Self-help measures for bedwetting are easiest to start with.
- Avoid too many drinks in the evening before bedtime (2-3 hours before) and avoid tea, coffee, cola etc which have caffeine in them. Caffeine can increase the amount of urine the kidneys produce.
- Make sure he goes to the bathroom just before bed.
- Nappies/diapers designed for older children may give them a little confidence when they sleep and be a good temporary measure if the bedwetting is caused by stress or infection.
- Get him to discuss any fears he may have or upsets that he’s going through – it may be something as simple as being afraid of the dark or not wanting to go to the bathroom at night because there’s a spider in there! A night light and bathroom inspection should help.
- If you think he may be constipated then talk to your doctor about treatment. Ensure he’s drinking plenty during the day and having plenty of fruit and vegetables in his diet to prevent constipation.
- Avoid lifting him or waking him to take him to the bathroom during the night. This can prolong the problem and doesn’t help him achieve his own bladder control.
- Ask him to help you change the sheets and his pyjamas when bedwetting occurs.
- Use a reward system to help him stay motivated to overcome the problem. A simple chart to which he can add stars or coloured stickers to the days where he achieves the goal will help him see his improvement. Because most children don’t have control over their bedwetting, the goal should be ‘going to the bathroom before bed’, ‘getting up to tell mum and dad that the bed is wet’ and/or helping to change the sheets etc’. Adding the goal of a completely dry night can be added as you see an improvement. Make it into a game and make sticking the sticker to the chart something special with lots of praise.
If these approaches don’t work:
Bedwetting alarms wake the child as soon as he starts to wet so that he can get up and go to the bathroom. Over time the child becomes conditioned to waking before he wets.

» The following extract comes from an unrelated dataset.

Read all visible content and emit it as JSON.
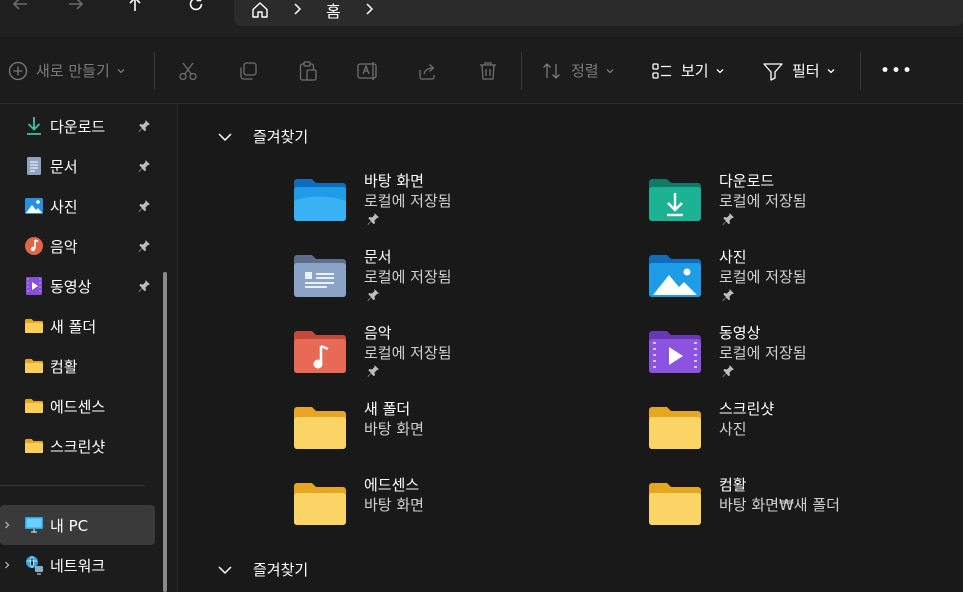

They work by placing sensors in the pyjamas or underwear and they’re linked to an alarm – a bell or a vibration. Alternatively a pad in the bed can be used and is linked to an alarm.
They’re effective in up to 80% of children, especially those aged 7 and over, but take 3-5 months’ use to get complete and consistent dry nights.
- He may be frightened when the alarm first goes off so you might want to sleep in the same room for the first couple of nights.
- If your little one sweats a lot at night they can give false alarms.
- Watch for the batteries running low
- Make sure he doesn’t switch the alarm off and go back to sleep!
In severe cases your doctor may prescribe a drug called desmopressin which reduces the amount of urine that is made.
Parenting is about persistence, consistency and patience with love! All this applies to dealing with bedwetting as it does to anything else.